EPR Properties in a nutshell
As of the end of 2024, EPR Properties owned 346 locations in the U.S. and Canada. Movie theaters make up 37% of the rental income, accounting for the largest share, and are also the largest ongoing risk factor since the future of the movie industry isn't exactly certain. However, EPR is actively seeking to reduce this exposure, and it has done a great job of it so far. Its next largest property type is eat-and-play properties, which account for another 24%. TopGolf is one of its largest tenants.
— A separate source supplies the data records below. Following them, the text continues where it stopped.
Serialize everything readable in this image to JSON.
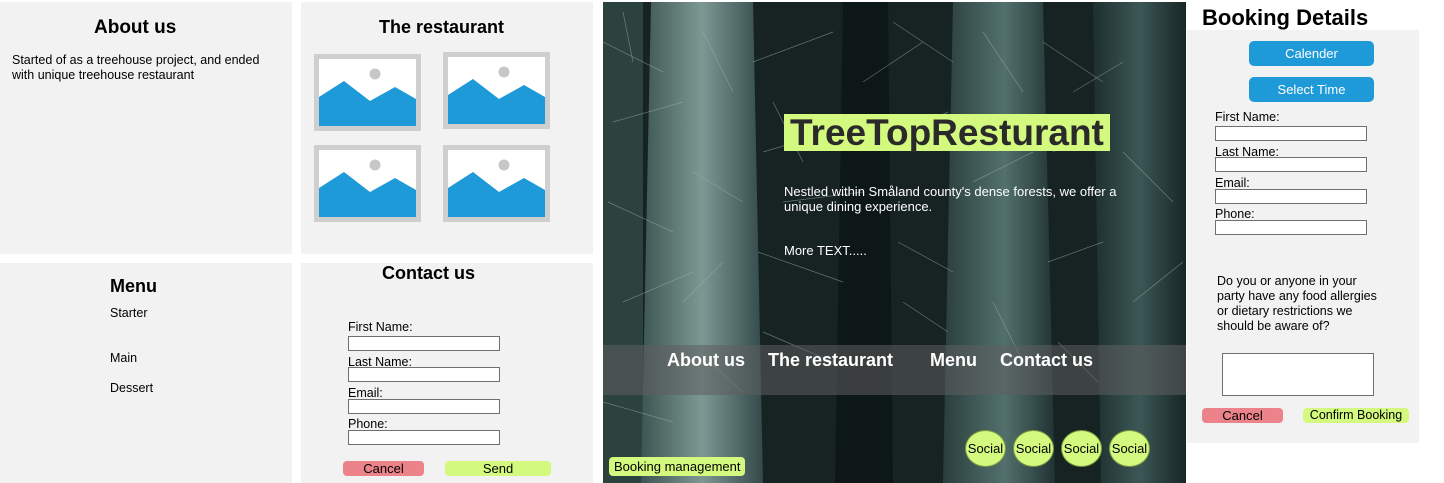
{
  "about": {
    "title": "About us",
    "text": "Started of as a treehouse project, and ended with unique treehouse restaurant"
  },
  "restaurant": {
    "title": "The restaurant",
    "images": [
      "image-placeholder-icon",
      "image-placeholder-icon",
      "image-placeholder-icon",
      "image-placeholder-icon"
    ]
  },
  "menu": {
    "title": "Menu",
    "items": [
      "Starter",
      "Main",
      "Dessert"
    ]
  },
  "contact": {
    "title": "Contact us",
    "fields": [
      "First Name:",
      "Last Name:",
      "Email:",
      "Phone:"
    ],
    "cancel": "Cancel",
    "send": "Send"
  },
  "hero": {
    "title": "TreeTopResturant",
    "description": "Nestled within Småland county's dense forests, we offer a unique dining experience.",
    "more": "More TEXT.....",
    "nav": [
      "About us",
      "The restaurant",
      "Menu",
      "Contact us"
    ],
    "social": [
      "Social",
      "Social",
      "Social",
      "Social"
    ],
    "booking_management": "Booking management"
  },
  "booking": {
    "title": "Booking Details",
    "calendar": "Calender",
    "select_time": "Select Time",
    "fields": [
      "First Name:",
      "Last Name:",
      "Email:",
      "Phone:"
    ],
    "allergy_question": "Do you or anyone in your party have any food allergies or  dietary restrictions we should be aware of?",
    "cancel": "Cancel",
    "confirm": "Confirm Booking"
  },
  "colors": {
    "panel": "#f2f2f2",
    "accent_green": "#d3f97f",
    "cancel_red": "#ec838b",
    "button_blue": "#1f9ad9"
  }
}
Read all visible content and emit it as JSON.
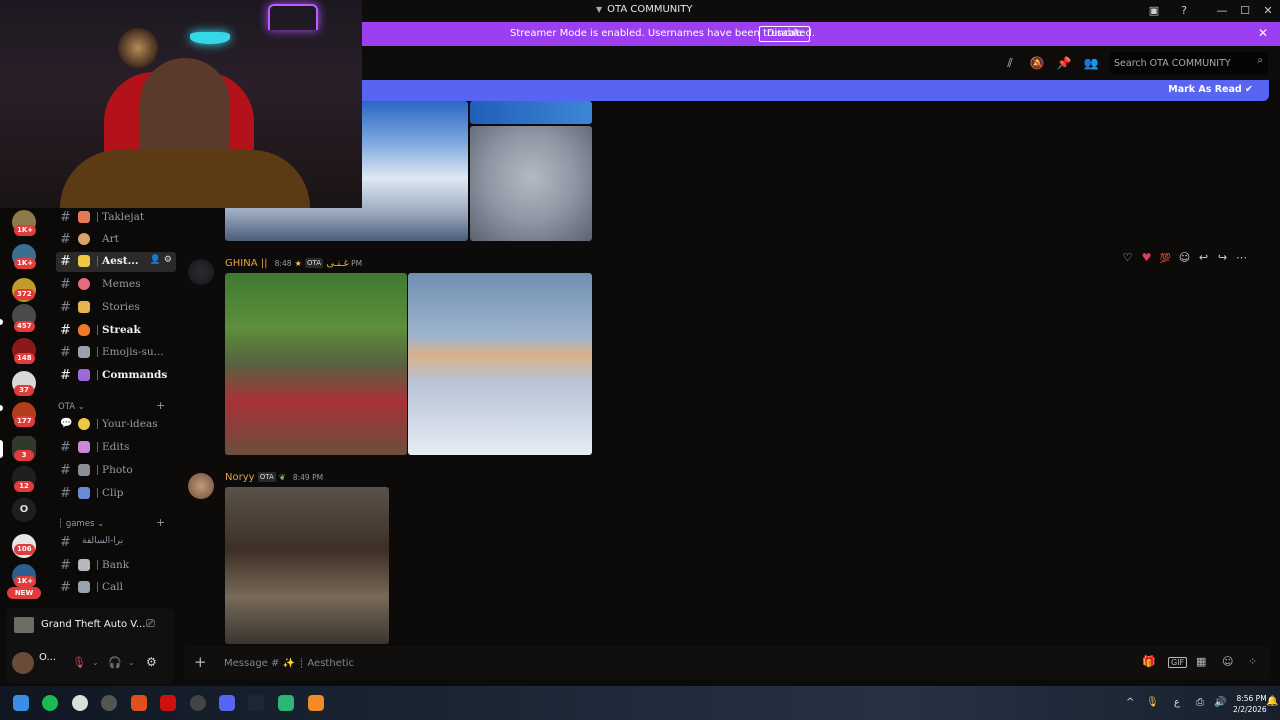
{
  "window": {
    "title": "OTA COMMUNITY",
    "controls": {
      "minimize": "—",
      "maximize": "☐",
      "close": "✕"
    }
  },
  "streamer_banner": {
    "message": "Streamer Mode is enabled. Usernames have been truncated.",
    "disable_label": "Disable"
  },
  "header": {
    "search_placeholder": "Search OTA COMMUNITY"
  },
  "new_messages_bar": {
    "mark_read_label": "Mark As Read"
  },
  "servers": {
    "badges": [
      "1K+",
      "1K+",
      "372",
      "457",
      "148",
      "37",
      "177",
      "3",
      "12",
      "106",
      "1K+"
    ],
    "letter_server": "O",
    "new_label": "NEW"
  },
  "channels": {
    "top_list": [
      {
        "label": "Taklejat",
        "bold": false
      },
      {
        "label": "Art",
        "bold": false
      },
      {
        "label": "Aest...",
        "bold": true,
        "active": true
      },
      {
        "label": "Memes",
        "bold": false
      },
      {
        "label": "Stories",
        "bold": false
      },
      {
        "label": "Streak",
        "bold": true
      },
      {
        "label": "Emojis-su...",
        "bold": false
      },
      {
        "label": "Commands",
        "bold": true
      }
    ],
    "category_ota": "OTA",
    "ota_list": [
      {
        "label": "Your-ideas"
      },
      {
        "label": "Edits"
      },
      {
        "label": "Photo"
      },
      {
        "label": "Clip"
      }
    ],
    "category_games": "games",
    "games_list": [
      {
        "label": "برا-السالفة"
      },
      {
        "label": "Bank"
      },
      {
        "label": "Call"
      }
    ]
  },
  "activity": {
    "game_name": "Grand Theft Auto V..."
  },
  "user_panel": {
    "username": "O..."
  },
  "messages": [
    {
      "author": "GHINA || غـنـى",
      "role_tag": "OTA",
      "time": "8:48 PM",
      "author_color": "#e8a33c"
    },
    {
      "author": "Noryy",
      "role_tag": "OTA",
      "time": "8:49 PM",
      "author_color": "#e8a33c"
    }
  ],
  "composer": {
    "placeholder": "Message # ✨ ┊ Aesthetic"
  },
  "taskbar": {
    "time": "8:56 PM",
    "date": "2/2/2026",
    "lang": "ع"
  }
}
Recent results have been strong. EPR's revenue increased by 3% year over year in the fourth quarter despite little growth in the investment portfolio. (More on that in a bit.) Adjusted funds from operations (FFO), the real estate equivalent of earnings, were 5% higher than a year ago, and EPR increased its monthly dividend rate by 3.5%.
Treading water, for now
As mentioned, EPR's properties have been performing rather well for the most part, and revenue is rising. However, while the company has typically grown rapidly through acquisitions and developments, it has sharply pumped the brakes on growth in recent years.
At first, this was due to the pandemic-era uncertainty. But in the years since the pandemic era, rising interest rates and pressure on EPR's stock price has made the cost of capital unattractive. In other words, it doesn't make good financial sense for EPR to take on debt or sell more shares to raise growth capital right now.
EPR is still deploying some capital, spending about $264 million on investments in 2024, but this mainly came from the company's excess cash flow, proceeds from selling a few movie theater properties, and cash on hand. And it represents a slow year for the company. For context, EPR spent $572 and $795 million in 2018 and 2019, respectively. Plus, EPR is guiding for $200 million to $300 million for 2025, so it's expecting another slow year for growth.